The newly restructured group will naturally seek to agree upon an orderly time-scale in which it can monetize its assets – which include principal LP stakes in each of their underlying funds – so as to ensure full repayment of its principal liabilities. The most pertinent aspects of the plan are the agreed-upon sale of Karachi Electric, perhaps the group’s most valuable long-term asset, together with the fact that Mr Naqvi is personally ensuring a release of a large portion of liability held by the fund management business through personal contributions. As had been previously been agreed, he will be stepping aside from all operational involvement in the group, with the appointment of a Chief Restructuring Officer across both estates to ensure the implementation of a well-defined plan.

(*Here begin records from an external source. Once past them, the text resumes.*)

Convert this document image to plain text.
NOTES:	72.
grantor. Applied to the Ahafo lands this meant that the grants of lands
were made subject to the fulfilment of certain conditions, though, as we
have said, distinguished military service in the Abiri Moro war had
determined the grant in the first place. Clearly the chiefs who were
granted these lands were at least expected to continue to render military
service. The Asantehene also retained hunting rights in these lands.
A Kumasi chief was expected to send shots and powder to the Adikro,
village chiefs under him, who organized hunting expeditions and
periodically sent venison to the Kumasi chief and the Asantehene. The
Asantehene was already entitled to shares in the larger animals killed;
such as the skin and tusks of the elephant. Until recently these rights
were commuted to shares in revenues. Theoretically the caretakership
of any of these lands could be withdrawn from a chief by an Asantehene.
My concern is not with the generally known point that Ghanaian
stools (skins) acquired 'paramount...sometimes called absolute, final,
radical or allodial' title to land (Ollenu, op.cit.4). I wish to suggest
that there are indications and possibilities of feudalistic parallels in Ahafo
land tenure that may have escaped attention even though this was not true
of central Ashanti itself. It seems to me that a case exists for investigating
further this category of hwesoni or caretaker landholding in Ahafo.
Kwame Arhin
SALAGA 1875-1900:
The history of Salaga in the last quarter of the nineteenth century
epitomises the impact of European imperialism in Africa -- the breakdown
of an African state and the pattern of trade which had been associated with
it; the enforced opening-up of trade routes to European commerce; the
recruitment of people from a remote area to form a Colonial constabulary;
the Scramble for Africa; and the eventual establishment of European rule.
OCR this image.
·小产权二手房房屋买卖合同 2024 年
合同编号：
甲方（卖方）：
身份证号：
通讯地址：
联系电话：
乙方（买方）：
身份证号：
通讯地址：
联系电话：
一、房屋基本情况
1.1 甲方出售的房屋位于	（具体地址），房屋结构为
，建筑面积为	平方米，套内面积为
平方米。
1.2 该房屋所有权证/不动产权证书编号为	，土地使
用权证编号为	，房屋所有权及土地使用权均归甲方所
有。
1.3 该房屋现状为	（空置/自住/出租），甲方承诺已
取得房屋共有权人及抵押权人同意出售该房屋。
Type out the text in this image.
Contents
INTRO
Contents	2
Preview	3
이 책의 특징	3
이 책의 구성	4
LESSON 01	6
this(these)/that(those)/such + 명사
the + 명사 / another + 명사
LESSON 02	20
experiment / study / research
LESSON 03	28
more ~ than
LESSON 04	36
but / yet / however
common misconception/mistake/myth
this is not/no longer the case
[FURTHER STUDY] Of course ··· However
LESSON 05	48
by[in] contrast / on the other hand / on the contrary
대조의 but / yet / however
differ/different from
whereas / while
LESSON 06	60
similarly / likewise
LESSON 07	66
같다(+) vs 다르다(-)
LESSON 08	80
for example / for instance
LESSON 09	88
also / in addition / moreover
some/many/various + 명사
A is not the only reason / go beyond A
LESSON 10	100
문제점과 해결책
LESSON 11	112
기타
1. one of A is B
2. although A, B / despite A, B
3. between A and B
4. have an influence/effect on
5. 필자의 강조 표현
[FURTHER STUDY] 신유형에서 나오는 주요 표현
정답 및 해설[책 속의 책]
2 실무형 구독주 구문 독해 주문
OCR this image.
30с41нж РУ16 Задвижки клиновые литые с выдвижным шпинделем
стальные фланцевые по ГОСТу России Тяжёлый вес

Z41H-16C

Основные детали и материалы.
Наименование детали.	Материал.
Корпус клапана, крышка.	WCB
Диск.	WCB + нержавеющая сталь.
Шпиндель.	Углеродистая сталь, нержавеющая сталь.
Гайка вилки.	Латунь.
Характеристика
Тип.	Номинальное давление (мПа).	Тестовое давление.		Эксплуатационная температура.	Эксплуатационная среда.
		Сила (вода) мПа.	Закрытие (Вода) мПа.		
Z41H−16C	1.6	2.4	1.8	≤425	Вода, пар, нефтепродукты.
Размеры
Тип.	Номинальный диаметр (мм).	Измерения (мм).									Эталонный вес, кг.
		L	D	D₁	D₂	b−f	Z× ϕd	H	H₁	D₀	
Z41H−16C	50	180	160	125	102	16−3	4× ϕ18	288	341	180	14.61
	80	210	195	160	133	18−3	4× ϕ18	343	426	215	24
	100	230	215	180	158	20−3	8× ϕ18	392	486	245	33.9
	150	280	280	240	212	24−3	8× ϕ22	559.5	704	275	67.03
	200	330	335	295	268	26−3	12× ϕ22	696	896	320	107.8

Despite the current situation, it is difficult not to admire Mr Naqvi’s crusading tenacity. The faith he showed in the potential of emerging markets over the course of several decades steadily became infectious to investors used to the safer shores and reliable returns often found in Europe and the other developed markets of the West. That his global ambitions met with diminishing returns much sooner than they expected should not have been a surprise to anyone. Having now taken personal responsibility for this collective disappointment, the approval of his restructuring plan can only be a positive thing for the fragile markets in which Abraaj is so deeply embedded. So long as investors are willing to place the same faith in emerging markets in the next five years that Mr Naqvi has in the last twenty, companies, citizens, and consumers might have a chance of seeing the returns which they surely deserve.